Optimization-based Implicit Deep Learning, Theory and Applications

基于优化的隐式深度学习、理论与应用

• 批准号: 2309810
• 负责人: Samy Wu Fung
• 金额: $ 29.5万
• 依托单位: Colorado School of Mines
• 依托单位国家: 美国
• 项目类别: Continuing Grant
• 财政年份: 2023
• 资助国家: 美国
• 起止时间: 2023-07-15 至 2026-06-30
• 项目状态: 未结题
• 来源: https://www.nsf.gov/awardsearch/showAward?AWD_ID=2309810&HistoricalAwards=false
• 关键词: Optimization; based; Implicit; Deep; Learning

The past decade has seen remarkable success in deep learning. However, a significant challenge in today's era is to ensure interpretability and reliability in these models. In various applications, deep neural networks (DNNs) need to provide guarantees on their outputs, such as maintaining a self-driving car within its lane. On the other hand, many of these tasks can be formulated as optimization problems, where optimization algorithms offer interpretable and reliable solutions. Unfortunately, these models do not leverage data and thus fall short of state-of-the-art deep learning models. This research will address enhancing interpretability and reliability in deep learning methods and improve public safety when such learning methods are applied. In addition, the project will provide valuable educational opportunities for students involved. Participants will gain knowledge in inverse problems, optimization, and machine learning, which are transferable skills applicable in academia, government, and industry. The project aims to develop a framework that combines the interpretability and reliability of optimization algorithms with the design and training of DNNs. The primary focus is on implicit networks, a type of DNNs that determines their outputs implicitly through fixed point or optimality conditions, rather than a fixed number of computations like traditional DNNs with a set number of layers. This integration of optimization algorithms into implicit networks is referred to as implicit learning-to-optimize (L2O) networks.

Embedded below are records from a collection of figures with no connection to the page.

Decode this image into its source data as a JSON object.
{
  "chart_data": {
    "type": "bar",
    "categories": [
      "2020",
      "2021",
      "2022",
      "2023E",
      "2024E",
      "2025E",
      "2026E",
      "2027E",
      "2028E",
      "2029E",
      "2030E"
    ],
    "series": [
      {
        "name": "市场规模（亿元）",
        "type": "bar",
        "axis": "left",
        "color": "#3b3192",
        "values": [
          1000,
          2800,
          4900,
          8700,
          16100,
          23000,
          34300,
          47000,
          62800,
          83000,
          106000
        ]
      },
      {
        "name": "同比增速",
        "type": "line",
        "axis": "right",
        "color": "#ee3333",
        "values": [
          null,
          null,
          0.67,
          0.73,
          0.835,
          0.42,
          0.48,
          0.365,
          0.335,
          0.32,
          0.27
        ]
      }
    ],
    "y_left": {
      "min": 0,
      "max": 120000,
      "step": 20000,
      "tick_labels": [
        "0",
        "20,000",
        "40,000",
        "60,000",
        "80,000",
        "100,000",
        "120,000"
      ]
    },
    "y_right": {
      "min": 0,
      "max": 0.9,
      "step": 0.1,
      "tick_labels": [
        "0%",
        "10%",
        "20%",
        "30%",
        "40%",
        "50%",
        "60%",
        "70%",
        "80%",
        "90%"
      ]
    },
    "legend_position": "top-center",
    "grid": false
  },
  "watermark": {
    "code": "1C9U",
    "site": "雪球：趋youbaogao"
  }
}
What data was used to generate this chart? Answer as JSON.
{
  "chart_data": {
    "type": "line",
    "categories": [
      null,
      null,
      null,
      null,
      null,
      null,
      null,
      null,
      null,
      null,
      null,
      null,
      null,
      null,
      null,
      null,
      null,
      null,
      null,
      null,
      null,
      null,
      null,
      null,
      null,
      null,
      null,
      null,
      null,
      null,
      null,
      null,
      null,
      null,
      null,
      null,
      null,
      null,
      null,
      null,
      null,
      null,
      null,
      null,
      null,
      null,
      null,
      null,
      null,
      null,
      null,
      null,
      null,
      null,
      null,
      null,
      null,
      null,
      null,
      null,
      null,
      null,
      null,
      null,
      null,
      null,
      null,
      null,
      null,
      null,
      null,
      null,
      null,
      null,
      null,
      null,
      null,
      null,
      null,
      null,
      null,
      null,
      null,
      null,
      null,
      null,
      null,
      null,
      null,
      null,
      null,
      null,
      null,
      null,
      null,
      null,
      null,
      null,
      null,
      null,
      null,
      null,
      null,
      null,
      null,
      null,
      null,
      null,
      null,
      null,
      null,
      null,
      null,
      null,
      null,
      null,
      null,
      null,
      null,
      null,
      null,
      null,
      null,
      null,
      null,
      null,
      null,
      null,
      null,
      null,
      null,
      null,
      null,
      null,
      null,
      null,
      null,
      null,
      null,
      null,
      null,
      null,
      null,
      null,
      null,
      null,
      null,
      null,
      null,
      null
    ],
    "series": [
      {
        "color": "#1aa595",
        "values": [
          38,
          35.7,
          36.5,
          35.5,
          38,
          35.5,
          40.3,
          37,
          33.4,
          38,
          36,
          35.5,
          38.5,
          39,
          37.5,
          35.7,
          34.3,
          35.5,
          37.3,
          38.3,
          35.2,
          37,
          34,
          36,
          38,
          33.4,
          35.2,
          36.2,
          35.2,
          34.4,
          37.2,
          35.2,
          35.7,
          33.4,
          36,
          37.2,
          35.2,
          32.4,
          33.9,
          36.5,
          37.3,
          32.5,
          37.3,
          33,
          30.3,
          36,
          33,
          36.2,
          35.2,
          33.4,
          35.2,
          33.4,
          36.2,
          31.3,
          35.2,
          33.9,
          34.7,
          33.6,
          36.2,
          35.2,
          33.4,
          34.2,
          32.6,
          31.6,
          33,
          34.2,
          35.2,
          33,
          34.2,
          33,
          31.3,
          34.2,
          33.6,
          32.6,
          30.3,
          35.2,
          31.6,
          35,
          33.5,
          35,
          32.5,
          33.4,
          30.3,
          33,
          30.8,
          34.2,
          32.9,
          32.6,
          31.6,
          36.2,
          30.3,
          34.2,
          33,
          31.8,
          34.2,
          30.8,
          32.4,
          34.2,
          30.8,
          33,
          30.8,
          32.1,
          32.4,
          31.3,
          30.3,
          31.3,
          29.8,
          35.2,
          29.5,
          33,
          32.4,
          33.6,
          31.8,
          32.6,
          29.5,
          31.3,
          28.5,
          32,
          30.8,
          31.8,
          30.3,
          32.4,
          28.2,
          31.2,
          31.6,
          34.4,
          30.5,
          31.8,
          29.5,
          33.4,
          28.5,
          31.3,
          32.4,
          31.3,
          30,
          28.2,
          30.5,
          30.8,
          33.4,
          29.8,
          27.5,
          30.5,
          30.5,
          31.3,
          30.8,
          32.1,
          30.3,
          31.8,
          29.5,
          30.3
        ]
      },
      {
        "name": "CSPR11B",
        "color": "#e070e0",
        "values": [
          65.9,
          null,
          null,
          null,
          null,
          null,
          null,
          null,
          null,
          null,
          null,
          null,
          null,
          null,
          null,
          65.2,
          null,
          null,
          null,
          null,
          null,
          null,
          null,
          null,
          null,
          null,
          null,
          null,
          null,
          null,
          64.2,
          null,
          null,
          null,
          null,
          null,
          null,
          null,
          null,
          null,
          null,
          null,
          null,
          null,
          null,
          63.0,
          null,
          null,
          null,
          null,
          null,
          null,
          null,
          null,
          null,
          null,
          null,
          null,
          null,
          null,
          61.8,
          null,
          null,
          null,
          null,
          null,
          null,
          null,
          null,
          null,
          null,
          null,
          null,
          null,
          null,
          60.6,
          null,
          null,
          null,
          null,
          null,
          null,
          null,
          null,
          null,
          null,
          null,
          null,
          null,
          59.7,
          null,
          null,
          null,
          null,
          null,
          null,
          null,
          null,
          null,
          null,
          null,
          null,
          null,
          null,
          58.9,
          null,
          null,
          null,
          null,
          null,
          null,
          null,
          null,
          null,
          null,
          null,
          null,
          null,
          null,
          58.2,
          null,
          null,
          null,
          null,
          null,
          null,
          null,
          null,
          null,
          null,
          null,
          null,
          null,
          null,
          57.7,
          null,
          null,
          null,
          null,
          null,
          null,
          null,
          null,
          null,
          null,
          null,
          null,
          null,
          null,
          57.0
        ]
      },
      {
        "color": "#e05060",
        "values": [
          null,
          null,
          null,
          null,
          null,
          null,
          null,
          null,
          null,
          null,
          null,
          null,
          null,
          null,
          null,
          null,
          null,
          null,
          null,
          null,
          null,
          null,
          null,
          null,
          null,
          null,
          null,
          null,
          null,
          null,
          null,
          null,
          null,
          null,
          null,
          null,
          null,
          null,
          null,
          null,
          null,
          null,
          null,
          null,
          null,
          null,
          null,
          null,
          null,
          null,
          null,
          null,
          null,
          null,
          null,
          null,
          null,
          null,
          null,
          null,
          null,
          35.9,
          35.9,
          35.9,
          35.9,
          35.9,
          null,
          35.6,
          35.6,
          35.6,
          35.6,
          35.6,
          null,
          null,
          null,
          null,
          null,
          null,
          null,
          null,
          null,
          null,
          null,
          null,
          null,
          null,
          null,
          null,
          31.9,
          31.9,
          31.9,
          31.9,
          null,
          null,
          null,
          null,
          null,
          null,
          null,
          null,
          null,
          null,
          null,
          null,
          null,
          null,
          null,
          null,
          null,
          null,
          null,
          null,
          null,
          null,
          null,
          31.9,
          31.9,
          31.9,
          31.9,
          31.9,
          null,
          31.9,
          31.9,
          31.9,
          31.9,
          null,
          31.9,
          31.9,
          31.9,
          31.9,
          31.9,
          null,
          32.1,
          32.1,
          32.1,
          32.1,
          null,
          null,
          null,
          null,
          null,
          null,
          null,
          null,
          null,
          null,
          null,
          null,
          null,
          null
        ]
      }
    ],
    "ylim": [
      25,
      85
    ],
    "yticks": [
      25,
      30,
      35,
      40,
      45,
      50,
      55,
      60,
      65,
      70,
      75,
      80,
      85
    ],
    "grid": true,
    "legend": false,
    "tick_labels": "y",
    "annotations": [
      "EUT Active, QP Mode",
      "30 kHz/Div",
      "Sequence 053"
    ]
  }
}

Implicit L2O networks have the potential to overcome the limitations of traditional DNNs, including their lack of reliability and interpretability. However, training and designing implicit L2O models present additional challenges that hinder their widespread adoption. To address these challenges, the research aims to develop a universal implicit L2O framework.This award reflects NSF's statutory mission and has been deemed worthy of support through evaluation using the Foundation's intellectual merit and broader impacts review criteria.

在过去的十年里，深度学习取得了巨大的成功。然而，当今时代的一个重大挑战是确保这些模型的可解释性和可靠性。在各种应用中，深度神经网络（DNN）需要为其输出提供保证，例如将自动驾驶汽车保持在车道内。另一方面，这些任务中的许多可以被公式化为优化问题，其中优化算法提供可解释和可靠的解决方案。不幸的是，这些模型没有利用数据，因此达不到最先进的深度学习模型。这项研究将解决增强深度学习方法的可解释性和可靠性的问题，并在应用此类学习方法时改善公共安全。此外，该项目将为参与的学生提供宝贵的教育机会。参与者将获得逆问题，优化和机器学习方面的知识，这些知识是适用于学术界，政府和工业界的可转移技能。该项目旨在开发一个框架，将优化算法的可解释性和可靠性与DNN的设计和训练相结合。主要关注的是隐式网络，这是一种DNN，它通过固定点或最优性条件隐式地确定其输出，而不是像传统DNN那样具有固定层数的固定数量的计算。将优化算法集成到隐式网络中称为隐式学习优化（L2O）网络。隐式L2O网络有可能克服传统DNN的局限性，包括缺乏可靠性和可解释性。然而，训练和设计隐式L2O模型带来了额外的挑战，阻碍了它们的广泛采用。为了应对这些挑战，该研究旨在开发一个通用的隐含L2O框架。该奖项反映了NSF的法定使命，并通过使用基金会的知识价值和更广泛的影响审查标准进行评估，被认为值得支持。